My articles will never be.

Nor, most likely, will yours.

Nor anyone else's, save for the guy who was writing articles consisting of a blank page, titled "Empty Article #1" through "Empty Article #99". But that's cheating -- a perfect blank, unlike most other "perfect" goals, is actually attainable.

Or ... we should say it's attainable in writing. For in that case it consists of a simple absence of words.

In fact, in the universe in general, a perfect blank is not attainable. For a perfect blank would be, after all, a perfect vacuum, and aside from the problem of provoking Nature's wrath should you achieve one[1], there is the problem that just about all real-world materials have a nonzero vapor pressure, which means you'll get random molecules floating around in your "perfect vacuum". And so poof, there goes your perfection.

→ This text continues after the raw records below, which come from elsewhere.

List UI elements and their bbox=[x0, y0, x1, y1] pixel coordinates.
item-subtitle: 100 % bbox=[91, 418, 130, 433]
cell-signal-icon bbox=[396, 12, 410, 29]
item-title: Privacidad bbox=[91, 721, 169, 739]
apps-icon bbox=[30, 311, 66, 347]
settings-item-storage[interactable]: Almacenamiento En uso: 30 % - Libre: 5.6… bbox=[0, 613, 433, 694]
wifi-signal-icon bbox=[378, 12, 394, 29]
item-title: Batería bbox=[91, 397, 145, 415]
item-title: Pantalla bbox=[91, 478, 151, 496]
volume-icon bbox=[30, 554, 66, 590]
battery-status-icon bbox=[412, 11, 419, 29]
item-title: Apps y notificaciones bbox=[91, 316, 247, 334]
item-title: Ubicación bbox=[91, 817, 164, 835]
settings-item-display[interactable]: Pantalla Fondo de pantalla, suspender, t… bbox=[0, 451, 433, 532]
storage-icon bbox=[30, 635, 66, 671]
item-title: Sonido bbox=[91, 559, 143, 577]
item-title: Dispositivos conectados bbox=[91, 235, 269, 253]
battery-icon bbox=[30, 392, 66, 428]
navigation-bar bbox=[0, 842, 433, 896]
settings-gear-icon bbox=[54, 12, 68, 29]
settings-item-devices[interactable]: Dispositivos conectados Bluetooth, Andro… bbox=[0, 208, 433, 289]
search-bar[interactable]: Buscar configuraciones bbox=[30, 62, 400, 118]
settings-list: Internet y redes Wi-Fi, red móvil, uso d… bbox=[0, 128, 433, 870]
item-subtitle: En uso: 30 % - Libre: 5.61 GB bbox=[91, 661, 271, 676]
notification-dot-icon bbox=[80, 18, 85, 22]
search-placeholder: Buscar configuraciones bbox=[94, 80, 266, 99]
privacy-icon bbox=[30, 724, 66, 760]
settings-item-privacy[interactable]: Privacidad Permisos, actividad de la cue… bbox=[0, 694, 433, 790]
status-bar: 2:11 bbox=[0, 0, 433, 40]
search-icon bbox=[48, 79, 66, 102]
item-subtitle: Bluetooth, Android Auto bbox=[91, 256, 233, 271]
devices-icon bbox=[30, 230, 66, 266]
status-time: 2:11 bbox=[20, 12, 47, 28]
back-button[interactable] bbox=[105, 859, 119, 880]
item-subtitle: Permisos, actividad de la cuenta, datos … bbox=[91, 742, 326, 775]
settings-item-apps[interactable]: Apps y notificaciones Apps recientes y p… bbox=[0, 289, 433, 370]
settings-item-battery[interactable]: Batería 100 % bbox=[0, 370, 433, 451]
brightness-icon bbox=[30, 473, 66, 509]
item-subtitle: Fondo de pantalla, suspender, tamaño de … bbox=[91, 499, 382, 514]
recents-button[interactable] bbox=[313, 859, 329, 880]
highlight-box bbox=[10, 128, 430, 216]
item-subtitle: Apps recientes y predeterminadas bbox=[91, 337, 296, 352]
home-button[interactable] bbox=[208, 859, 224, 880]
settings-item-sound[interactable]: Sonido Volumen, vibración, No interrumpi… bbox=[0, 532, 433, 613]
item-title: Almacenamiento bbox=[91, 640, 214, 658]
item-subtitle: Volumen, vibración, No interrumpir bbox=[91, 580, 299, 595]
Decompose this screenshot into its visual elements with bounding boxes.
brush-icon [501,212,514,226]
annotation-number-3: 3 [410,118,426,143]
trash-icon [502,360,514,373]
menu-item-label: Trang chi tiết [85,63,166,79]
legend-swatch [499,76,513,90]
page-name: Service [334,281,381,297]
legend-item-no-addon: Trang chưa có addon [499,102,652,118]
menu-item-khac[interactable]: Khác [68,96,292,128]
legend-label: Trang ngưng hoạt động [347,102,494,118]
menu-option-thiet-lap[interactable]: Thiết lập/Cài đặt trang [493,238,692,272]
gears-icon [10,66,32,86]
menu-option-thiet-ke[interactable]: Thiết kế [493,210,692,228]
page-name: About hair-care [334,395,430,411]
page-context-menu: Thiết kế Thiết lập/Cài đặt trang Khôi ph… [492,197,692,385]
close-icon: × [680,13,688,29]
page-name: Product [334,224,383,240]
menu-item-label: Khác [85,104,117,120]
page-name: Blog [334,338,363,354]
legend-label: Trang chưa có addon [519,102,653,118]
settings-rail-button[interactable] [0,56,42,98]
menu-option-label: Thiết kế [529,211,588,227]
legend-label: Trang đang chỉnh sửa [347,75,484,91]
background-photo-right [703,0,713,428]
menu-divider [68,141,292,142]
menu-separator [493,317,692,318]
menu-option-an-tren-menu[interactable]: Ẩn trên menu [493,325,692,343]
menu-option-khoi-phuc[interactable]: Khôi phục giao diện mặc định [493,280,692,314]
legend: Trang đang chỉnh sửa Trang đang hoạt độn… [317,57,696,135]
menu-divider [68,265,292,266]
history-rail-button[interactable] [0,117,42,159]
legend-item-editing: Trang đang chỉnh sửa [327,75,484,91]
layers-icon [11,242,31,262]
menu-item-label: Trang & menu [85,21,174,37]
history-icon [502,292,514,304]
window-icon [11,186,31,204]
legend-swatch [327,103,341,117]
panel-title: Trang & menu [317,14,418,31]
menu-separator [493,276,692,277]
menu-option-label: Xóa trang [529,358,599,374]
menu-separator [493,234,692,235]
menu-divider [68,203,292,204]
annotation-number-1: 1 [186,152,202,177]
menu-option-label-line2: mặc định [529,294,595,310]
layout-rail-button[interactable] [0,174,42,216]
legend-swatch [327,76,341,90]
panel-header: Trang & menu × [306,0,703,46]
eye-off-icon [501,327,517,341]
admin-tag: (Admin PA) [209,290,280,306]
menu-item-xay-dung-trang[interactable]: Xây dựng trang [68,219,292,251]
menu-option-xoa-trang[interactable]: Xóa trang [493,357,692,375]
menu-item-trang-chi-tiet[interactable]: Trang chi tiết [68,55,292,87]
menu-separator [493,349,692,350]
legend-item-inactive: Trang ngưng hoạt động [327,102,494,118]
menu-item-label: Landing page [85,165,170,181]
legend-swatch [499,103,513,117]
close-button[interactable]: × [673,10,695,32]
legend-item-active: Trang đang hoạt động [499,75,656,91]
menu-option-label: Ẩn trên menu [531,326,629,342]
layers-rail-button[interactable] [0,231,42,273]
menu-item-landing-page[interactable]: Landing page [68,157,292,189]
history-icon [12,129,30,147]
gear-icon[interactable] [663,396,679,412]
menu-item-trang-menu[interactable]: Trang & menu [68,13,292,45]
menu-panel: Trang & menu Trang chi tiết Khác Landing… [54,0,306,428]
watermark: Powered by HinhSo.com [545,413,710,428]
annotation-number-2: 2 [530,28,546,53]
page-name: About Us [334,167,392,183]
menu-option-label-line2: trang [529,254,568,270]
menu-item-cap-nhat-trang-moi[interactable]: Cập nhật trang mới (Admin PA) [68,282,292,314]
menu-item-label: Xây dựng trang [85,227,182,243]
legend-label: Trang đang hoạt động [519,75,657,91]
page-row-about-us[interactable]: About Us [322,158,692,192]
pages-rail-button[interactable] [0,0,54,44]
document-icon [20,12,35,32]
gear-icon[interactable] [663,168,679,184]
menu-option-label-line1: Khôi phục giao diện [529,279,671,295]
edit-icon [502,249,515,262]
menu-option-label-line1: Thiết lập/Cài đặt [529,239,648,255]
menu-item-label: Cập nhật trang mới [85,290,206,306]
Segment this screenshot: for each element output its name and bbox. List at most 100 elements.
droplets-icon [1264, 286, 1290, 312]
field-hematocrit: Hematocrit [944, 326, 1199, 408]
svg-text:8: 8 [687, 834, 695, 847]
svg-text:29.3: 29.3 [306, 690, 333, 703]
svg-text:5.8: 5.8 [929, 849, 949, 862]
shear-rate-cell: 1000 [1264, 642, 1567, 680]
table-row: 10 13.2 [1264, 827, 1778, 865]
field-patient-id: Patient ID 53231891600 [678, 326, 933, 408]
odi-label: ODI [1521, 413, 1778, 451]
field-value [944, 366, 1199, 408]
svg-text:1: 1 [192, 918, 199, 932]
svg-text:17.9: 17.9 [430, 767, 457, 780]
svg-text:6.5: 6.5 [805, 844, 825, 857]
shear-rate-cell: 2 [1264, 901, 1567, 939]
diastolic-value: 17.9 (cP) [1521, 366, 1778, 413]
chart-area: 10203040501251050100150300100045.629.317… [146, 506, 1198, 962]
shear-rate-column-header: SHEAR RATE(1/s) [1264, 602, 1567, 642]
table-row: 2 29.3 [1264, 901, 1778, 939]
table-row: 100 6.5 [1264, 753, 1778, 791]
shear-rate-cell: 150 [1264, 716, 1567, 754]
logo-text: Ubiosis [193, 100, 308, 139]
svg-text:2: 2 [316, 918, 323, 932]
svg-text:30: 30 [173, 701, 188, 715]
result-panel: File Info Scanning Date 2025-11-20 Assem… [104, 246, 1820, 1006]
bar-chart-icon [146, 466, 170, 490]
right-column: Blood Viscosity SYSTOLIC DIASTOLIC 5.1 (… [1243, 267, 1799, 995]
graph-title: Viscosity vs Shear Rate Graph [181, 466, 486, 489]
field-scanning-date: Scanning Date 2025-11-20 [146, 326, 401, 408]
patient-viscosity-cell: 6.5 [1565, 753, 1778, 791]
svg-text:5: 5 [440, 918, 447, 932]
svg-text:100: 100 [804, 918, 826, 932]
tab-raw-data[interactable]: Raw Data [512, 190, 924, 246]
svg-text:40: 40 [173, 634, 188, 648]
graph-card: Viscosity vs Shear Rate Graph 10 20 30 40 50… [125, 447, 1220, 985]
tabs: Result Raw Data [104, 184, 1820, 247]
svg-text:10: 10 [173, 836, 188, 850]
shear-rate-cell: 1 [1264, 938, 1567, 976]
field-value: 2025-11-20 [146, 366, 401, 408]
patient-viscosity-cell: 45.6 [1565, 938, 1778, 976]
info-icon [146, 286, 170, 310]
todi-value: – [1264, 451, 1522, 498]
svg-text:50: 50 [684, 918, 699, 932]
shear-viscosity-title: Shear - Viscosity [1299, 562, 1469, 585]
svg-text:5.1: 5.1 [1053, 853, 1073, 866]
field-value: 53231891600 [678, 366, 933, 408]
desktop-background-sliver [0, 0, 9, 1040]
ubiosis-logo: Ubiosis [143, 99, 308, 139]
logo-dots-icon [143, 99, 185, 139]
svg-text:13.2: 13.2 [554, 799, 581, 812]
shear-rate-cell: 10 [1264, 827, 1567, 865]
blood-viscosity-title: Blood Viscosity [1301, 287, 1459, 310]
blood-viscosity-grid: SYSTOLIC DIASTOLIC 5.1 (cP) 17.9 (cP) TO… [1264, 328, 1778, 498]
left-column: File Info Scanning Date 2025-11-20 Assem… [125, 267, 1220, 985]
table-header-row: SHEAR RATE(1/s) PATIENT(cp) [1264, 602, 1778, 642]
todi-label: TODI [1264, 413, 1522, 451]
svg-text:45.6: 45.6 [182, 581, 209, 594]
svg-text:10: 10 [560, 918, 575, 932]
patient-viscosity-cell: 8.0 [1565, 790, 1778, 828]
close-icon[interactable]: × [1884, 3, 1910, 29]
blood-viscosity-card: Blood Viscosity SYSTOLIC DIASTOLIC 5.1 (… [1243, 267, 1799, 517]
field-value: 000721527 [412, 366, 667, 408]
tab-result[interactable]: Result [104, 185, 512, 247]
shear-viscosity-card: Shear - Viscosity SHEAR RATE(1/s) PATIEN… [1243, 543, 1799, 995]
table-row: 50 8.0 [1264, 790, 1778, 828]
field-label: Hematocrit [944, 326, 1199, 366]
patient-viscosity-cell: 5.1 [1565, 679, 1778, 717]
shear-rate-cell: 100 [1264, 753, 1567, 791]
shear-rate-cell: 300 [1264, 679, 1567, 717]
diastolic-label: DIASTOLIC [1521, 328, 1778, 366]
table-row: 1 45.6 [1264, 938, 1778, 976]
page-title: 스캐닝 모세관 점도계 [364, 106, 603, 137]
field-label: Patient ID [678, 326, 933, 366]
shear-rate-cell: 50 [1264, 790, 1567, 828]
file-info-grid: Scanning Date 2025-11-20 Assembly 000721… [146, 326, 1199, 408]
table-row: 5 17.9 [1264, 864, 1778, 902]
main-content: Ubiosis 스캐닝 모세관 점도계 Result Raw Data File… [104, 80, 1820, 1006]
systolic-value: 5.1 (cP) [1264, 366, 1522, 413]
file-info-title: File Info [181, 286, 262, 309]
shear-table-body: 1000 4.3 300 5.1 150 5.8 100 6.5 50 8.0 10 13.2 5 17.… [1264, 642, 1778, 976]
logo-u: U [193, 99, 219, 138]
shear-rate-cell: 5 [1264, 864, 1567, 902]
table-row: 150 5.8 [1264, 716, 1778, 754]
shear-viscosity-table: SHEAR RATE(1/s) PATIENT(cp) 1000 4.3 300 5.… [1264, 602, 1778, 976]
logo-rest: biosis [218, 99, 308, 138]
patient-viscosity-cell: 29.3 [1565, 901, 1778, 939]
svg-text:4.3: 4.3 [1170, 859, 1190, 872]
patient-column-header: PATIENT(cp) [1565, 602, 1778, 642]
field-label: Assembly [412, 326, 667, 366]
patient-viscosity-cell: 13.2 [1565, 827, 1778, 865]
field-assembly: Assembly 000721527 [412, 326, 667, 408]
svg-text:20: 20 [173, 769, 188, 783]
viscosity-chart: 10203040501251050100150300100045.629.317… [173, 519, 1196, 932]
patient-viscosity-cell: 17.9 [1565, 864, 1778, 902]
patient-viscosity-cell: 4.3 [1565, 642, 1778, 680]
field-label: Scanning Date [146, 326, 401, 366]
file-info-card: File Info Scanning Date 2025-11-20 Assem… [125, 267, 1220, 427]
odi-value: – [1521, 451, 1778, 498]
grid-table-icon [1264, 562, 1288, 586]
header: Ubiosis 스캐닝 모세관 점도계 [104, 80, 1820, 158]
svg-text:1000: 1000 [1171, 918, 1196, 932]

But it gets worse! Have you heard of vacuum fluctuations?

Didn't think so. Well, you're about to.

It seems that Nature doesn't just hate a vacuum, Nature actively forbids a vacuum. You may have heard of the "uncertainty principle". It's something from quantum mechanics, and it says that ... oh forget it, let's not go there tonight, it's late. Let it suffice to say that it implies that you can never really know that a piece of space is empty. And so, if you were to achieve a perfect vacuum, some confused particles would most likely just kind of appear, as if by magic, right in the middle of your "empty" space.

Because nature is like that.


  1. "Nature abhors a vacuum", they say. Right?